I jotted down this morning (January28, 2023), why Googzilla may be facing, like the Zuckbook, a Sony Betamax moment:

  1. The demonstrations of the excellence of the Google smart capabilities are esoteric and mean essentially zero outside of the Ivory Tower worlds of specialists. Yes, I am including the fans of Go and whatever other game DeepMind can win. Fan frenzy is not broad consumer uptake and excitement.
  2. Applications which ordinary Google search users can examine are essentially vaporware. The Dall-E and ChatGPT apps are coming fast and furious. I saw a database of AI apps based on these here-and-now systems, and I had no idea so many clever people were embracing the meh-approach of OpenAI. “Meh,” obviously may not square with what consumers perceive or experience. Remember those baffled professors or the Luddite lawyers who find smart software a bit of a threat.
  3. OpenAI has hit a marketing home run. Forget the Sillycon Alley journalists. Think about the buzz among the artists about their potential customers typing into a search box and getting an okay image. Take a look at Googzilla trying to comprehend the Betamax device.

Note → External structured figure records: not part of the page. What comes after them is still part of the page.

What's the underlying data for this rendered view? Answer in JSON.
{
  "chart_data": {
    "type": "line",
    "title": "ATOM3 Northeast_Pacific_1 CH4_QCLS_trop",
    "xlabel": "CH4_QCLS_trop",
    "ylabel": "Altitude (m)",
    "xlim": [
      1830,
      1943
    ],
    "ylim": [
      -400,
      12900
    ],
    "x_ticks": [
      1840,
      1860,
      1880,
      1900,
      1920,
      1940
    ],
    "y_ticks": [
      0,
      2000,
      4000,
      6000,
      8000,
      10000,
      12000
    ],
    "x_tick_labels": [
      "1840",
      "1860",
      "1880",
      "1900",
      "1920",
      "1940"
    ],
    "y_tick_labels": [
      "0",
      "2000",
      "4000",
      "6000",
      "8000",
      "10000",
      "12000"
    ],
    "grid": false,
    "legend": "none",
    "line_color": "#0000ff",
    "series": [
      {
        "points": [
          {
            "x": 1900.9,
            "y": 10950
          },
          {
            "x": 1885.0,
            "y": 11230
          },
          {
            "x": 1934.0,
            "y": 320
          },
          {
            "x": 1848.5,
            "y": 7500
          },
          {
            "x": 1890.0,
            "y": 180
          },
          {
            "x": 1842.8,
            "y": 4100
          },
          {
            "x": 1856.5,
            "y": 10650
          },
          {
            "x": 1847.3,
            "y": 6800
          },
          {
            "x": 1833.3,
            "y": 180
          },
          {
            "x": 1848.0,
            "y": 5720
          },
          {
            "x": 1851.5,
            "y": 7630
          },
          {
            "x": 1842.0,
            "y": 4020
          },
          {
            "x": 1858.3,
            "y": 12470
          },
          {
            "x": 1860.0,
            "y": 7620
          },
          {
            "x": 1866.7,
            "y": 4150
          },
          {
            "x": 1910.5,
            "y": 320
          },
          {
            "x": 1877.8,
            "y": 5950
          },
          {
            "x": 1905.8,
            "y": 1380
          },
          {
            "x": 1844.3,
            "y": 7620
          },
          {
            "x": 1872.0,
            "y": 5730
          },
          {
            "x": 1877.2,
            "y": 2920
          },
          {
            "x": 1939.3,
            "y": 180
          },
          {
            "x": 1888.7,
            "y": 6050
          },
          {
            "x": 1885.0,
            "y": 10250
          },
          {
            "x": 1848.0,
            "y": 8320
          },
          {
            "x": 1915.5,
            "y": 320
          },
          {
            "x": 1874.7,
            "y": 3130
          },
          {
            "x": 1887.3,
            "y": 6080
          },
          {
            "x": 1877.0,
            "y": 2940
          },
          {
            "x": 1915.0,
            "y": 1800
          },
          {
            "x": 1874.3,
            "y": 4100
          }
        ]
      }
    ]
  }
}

Toss in the fact that Google’s ad business is going to have some opportunities to explain why owning the bar, the stuff on the shelves, the real estate, and the payment system is a net gain for humanity. Yeah, that will be a slam dunk, won’t it?

Perhaps more significantly, in the post-Covid crazy world in which those who use computers reside, the ChatGPT and OpenAI have caught a big wave. That wave can swamp some very sophisticated, cutting edge boats in a short time.